Jack : Sans vouloir faire comme ces groupes, je crois que notre nouveau disque peut intéresser énormément de personnes. À chaque fois qu'on nous parle d’Antidotes, on nous dit que c'est un classique de l'ère moderne ou je ne sais quoi. Alors qu'à sa sortie, on avait eu pas mal de critiques négatives. Je crois qu'il y a pas mal de sites ou de magazines sur lesquels on ne sera jamais gagnants. Quoi qu'on fasse. Et puis on manque de recul pour dire si ce disque est notre meilleur. Je ne peux pas répondre à cette question objectivement, on est trop près de l'enregistrement.

Alors vous allez au moins pouvoir me donner le nom de votre plus mauvais disque.
Edwin :
Je pense, et je crois qu'on pense tous pareil dans le groupe, que c'est justement notre premier. Quand il est sorti, on avait l'impression de ne pas l'avoir terminé. Ca a été un sujet sensible pendant pas mal de temps. Le disque n'avait finalement rien à voir avec notre idée de départ, avec le résultat qu'on voulait obtenir. On était tous déprimés par tout ça. Je découvrirais peut-être dans 15 ou 20 ans en le réécoutant ce que les gens ont aimé dedans. Mais pour l'instant, je n'y arrive toujours pas.

Tu écoutes vos disques à la maison ?
Edwin :
Non...On les écoute énormément quand on les fait. Ou juste après leur sortie. Et ensuite on n'en peut plus.

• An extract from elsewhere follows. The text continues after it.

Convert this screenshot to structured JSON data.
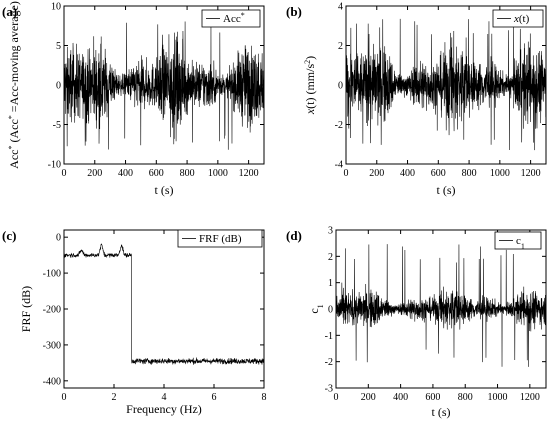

Un incroyable morceau de Talk Talk.

Au fait, vous avez chacun un groupe préféré, je suppose ?
Edwin :
LCD Soundsystem.

Jack : Je viens de les découvrir, mais Talk Talk faisait de la musique incroyable.

Edwin : Mouais... À chaque fois que quelqu'un parle d'un morceau de Talk Talk, il dit la même chose, « Putain, ce truc est incroyable ! ». Alors j'écoute, et quinze minutes plus tard, je somnole...

Aucune autre déclaration à faire pour terminer ?
Edwin :
Non. Et je ne parlerai jamais de politique en interview. J'ai des opinions, mais je les garde pour moi, car quoi que je dise, ça se retournera de toute façon contre moi sur les réseaux sociaux. Je pourrais dire qu'on est des putains de rock stars pour te faire plaisir mais ce serait ensuite sorti de son contexte, non ? Et puis, c'est quoi une rock-star en 2015 ? Baiser des filles, se droguer, se bourrer la gueule ? Ca a déjà été fait dans les 60's.